Mise En Bag

The cooking industry is trying to eat us. Nobody needs all these appliances. Nobody needs kitchens this shiny. The love is gone from gizmo cookery.

Escape!

Stuff a backpack with cheap, versatile kit. Should cost less than an XBox. Way less.

Find a safe place to cook.

Stock essentials, or stuff 'em in the bag.

Limit your cash.

Cook. Feed people.

Become Internet famous. Or not.

Kit

photo of the kit laid out on a table

Watch a slightly dated overview on YouTube.

Nothing more. More than enough.

In general, buy the cheapest one that works. Try for used, or repair something broken. When in doubt, commercial, not consumer, restaurant supply, not big-box store. Scrounge.

Stuff it all in a cheap backpack. Respect your tools, but don't love them.

Big-Ticket

eight-inch chef knife, like a Fibrox, $35

ten inch carbon steel frying pan, smooth inner surface, like a Winco, $20

Don't use a wider pan. You'll deflect heat toward your stove's butane can. That's unsafe.

single-burner butane stove, like a Coleman, Max Burton, or Iwatani, $20

Buy a new stove that meets the latest safety standards. Read the instructions. Follow them.

three-to-four-quart saucepan + lid, straight-sided, stainless steel with an aluminum sandwich disc, $20

two two-quart food containers + lids, like Camsquares, $20

unexpired ABC-rated fire extinguisher, $20

Miscellany

hot/cold insulated bag, fits the saucepan

cutting board, preferably poly

paring knife, cheap

spatula, preferably silicone, or wood

stirring spoon, preferably wood

spider, number six

scraper, plastic

four medium ingredient bowls

four small ingredient bowls

accurate two-cup measuring cup, glass

accurate measuring spoons

timer that counts up and down

two butter knives, spoons, and forks

two twenty-ounce plastic tumblers

two dinner plates

two soup bowls

can opener

bottle opener

cleaning brush, for ingredients

dish sponge, for dishes

recycling bag

food scraps bag

Freebies

For each meal, you get:

one canister of stove fuel

∞ salt, preferably Diamond Crystal kosher

∞ black pepper, preferably fresh-ground

∞ lukewarm tap water

∞ vegetable oil

∞ sandwich-size plastic bags

∞ flour sack towels

∞ dish soap

∞ Cheerios, to eat when you fail

If you never eat Cheerios, you fail.

Environment

Make sure you have:

fan, fume hood, or outdoor setting

flat, stable surface for the burner

flat, stable surface for the cutting board

a drain that goes someplace responsible

Cash

Choose a budget:

1x minimum wage in your area

2x minimum wage in your area

3x minimum wage in your area

Spend in a single trip to a national-chain general or discount grocery store. If possible, one with more than a hundred locations. Safeway. Costco. Not Whole Foods. Not the farmers market.

Save your receipt.

Challenges

MWF: Cook a balanced meal for three in as little time as possible, without rushing, starting with everything packed in your bag. Use either your frying pan or sauce pan, but not both. Use no ingredient bowls, measuring cup, or measuring spoons.
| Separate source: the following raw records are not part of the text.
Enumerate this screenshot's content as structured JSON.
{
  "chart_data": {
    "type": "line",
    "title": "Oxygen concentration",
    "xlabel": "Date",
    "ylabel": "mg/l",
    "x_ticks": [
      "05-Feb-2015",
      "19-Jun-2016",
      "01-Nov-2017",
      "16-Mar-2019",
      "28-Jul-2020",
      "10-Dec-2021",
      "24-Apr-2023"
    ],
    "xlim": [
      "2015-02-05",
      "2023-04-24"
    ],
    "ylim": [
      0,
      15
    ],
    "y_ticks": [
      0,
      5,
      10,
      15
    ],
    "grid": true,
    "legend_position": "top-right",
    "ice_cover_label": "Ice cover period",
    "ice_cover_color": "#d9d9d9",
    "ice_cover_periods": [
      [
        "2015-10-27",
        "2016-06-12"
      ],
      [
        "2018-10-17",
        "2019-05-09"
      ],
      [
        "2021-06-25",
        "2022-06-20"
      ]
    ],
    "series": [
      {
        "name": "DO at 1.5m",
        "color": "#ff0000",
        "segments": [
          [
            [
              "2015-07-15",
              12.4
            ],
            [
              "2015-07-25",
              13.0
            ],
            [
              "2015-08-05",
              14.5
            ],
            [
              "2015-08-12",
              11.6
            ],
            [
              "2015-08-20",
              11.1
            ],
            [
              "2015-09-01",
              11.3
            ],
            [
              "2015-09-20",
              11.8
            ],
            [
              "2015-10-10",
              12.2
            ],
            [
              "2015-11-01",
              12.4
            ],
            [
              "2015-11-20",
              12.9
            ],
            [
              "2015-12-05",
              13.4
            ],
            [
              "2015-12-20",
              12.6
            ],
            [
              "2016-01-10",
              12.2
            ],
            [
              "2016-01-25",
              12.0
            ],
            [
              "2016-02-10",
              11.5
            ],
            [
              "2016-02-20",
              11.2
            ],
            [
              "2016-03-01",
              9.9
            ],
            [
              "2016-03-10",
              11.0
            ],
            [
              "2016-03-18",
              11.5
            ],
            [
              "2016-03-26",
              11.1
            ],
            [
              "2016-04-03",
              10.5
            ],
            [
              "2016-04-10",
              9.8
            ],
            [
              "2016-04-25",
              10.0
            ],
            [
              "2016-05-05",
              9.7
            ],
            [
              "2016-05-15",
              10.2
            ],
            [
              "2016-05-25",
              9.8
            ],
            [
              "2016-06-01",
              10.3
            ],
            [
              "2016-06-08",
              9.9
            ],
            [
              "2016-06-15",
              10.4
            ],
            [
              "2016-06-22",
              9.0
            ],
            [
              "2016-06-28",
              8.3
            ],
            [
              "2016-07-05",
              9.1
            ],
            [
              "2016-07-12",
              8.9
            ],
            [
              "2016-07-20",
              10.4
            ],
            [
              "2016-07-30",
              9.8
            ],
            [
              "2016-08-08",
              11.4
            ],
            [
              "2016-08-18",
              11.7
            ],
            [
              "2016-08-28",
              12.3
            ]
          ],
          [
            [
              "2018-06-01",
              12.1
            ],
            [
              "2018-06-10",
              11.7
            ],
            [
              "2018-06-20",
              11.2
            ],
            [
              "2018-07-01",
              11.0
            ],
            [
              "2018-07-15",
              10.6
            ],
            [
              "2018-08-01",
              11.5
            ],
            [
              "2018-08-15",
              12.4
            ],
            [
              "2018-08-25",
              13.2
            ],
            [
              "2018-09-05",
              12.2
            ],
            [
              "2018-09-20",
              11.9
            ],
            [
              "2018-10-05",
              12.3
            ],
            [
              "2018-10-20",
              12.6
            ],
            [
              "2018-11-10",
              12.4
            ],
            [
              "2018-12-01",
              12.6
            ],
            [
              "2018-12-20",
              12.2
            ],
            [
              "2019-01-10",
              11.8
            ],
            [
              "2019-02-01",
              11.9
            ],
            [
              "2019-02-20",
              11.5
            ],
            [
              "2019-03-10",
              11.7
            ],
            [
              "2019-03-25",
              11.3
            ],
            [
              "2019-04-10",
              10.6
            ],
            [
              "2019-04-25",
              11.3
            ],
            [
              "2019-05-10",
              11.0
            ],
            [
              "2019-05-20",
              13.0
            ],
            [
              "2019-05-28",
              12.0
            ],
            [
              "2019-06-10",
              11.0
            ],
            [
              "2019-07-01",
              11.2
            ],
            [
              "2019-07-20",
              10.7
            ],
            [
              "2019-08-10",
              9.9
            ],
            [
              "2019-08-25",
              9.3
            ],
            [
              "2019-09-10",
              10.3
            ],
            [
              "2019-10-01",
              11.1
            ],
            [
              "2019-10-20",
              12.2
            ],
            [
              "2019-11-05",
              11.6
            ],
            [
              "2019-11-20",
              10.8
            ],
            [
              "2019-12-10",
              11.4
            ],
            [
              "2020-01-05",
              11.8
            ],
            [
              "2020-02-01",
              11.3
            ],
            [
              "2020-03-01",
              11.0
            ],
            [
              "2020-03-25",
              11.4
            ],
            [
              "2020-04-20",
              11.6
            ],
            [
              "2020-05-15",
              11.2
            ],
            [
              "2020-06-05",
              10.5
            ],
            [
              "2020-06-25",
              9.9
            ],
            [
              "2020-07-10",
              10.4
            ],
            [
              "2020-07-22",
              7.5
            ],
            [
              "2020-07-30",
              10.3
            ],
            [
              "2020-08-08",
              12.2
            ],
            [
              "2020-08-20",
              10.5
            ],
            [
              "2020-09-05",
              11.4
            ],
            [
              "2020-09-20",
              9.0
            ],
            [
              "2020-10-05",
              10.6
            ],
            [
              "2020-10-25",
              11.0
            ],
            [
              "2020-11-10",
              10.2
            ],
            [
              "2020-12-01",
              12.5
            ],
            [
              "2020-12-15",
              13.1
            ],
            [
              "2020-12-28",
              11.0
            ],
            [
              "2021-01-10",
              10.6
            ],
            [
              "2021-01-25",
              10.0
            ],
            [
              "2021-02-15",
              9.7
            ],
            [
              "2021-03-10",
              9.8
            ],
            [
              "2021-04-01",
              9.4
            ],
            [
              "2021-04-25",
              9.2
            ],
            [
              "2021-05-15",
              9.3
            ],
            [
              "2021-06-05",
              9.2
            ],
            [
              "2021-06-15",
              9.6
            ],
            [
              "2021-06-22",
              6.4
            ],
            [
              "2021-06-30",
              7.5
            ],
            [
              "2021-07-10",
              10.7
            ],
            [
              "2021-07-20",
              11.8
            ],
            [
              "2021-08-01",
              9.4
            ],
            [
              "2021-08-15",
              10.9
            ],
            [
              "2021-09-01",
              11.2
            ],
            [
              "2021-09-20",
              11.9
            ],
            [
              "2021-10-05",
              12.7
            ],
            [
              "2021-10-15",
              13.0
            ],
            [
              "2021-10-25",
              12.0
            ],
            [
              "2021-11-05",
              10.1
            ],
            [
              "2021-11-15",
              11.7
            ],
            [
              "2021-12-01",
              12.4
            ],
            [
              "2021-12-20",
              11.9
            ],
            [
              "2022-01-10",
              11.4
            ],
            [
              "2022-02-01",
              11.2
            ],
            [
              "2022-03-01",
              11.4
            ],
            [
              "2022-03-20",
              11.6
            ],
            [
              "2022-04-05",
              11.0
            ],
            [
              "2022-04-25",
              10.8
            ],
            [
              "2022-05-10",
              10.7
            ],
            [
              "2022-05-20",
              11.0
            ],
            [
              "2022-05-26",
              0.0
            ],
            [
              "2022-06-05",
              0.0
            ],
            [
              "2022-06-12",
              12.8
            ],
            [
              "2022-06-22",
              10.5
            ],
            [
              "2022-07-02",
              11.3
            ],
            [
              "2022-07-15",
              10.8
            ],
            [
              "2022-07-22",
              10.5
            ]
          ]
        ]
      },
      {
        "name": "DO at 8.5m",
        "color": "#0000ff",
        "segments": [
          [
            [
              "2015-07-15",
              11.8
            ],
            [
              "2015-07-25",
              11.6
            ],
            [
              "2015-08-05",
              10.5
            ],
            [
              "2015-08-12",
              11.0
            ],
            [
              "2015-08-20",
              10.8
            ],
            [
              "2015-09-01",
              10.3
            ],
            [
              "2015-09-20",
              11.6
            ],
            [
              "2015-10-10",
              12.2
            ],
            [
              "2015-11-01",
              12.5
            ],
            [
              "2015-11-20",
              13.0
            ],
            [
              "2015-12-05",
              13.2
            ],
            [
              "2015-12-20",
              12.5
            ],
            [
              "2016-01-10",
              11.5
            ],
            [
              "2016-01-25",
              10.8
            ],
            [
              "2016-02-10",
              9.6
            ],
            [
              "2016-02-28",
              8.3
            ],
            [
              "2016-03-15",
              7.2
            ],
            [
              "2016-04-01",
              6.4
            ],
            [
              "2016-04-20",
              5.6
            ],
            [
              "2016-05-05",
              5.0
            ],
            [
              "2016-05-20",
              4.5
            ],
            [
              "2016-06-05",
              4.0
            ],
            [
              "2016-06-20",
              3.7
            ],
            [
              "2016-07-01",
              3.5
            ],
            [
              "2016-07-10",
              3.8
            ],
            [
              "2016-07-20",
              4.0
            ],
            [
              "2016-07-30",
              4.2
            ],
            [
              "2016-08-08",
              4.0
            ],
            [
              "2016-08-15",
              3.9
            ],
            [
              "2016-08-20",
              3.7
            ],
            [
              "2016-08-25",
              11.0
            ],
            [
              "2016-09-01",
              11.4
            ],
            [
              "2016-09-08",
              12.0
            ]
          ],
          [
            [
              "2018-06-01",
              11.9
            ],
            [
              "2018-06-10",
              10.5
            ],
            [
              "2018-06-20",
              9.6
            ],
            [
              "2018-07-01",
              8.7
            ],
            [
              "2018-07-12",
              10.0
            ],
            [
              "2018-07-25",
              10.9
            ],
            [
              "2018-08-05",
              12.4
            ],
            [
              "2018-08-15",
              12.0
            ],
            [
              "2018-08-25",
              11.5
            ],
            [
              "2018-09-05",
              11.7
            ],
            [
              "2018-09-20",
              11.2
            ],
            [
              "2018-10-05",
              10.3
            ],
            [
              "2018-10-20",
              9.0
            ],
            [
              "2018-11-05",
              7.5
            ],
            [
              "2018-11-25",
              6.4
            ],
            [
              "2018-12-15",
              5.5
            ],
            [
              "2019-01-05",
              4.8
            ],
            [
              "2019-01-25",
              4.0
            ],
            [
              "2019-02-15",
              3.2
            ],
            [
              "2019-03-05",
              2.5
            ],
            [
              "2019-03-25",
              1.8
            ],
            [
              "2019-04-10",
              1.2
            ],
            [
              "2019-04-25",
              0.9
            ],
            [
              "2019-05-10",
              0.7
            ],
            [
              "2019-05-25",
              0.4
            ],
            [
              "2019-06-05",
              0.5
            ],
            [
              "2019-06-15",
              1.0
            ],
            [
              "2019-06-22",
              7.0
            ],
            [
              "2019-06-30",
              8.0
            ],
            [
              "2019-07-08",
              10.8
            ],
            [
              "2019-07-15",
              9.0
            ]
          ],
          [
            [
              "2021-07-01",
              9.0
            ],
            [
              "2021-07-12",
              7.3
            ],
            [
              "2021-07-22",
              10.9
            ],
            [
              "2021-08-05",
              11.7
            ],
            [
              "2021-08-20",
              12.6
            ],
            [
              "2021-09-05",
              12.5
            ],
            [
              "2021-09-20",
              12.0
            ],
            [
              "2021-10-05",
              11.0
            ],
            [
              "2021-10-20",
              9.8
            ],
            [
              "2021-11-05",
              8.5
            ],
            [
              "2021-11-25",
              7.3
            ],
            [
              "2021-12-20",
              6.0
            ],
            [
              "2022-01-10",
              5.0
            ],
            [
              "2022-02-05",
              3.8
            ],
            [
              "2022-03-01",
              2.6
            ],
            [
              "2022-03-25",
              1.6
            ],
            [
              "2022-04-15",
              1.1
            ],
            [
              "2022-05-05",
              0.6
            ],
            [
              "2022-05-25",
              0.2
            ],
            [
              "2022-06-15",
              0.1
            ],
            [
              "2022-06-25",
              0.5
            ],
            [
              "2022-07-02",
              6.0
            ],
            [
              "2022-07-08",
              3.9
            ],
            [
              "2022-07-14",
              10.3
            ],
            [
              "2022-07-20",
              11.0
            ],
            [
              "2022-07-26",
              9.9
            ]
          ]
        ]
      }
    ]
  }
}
JC: Cook a balanced nutritional meal for as many people as possible, minimum 800 calories per cover.

Double: Cook a meal that yields another full meal's worth of leftovers that keep well.

Triple: Cook a meal that yields two full meals' worth of leftovers that keep well.

Big 8: Cook a meal without milk, eggs, fish, shellfish, tree nuts, peanuts, wheat, or soy.

Pious: Cook a meal that is Halal, Kosher, Vegan, and delicious.

Royale: Cook a meal on the menu at the fanciest local restaurant in your area.

Zero: Cook a meal with no leftover ingredients or food scraps.

Cachet

The more people you can teach to cook your meal reliably, the better.

Points: Widely available ingredients. Great technique. Cheap equipment. Time management. Creative misuse of tools. Sharing online. Mistakes. Failed experiments.

No Points: One-off bargains. Specialty ingredients. Relying on particular kit. French jargon. Production value. Flashy nonsense. Physical danger. Unsafe eats.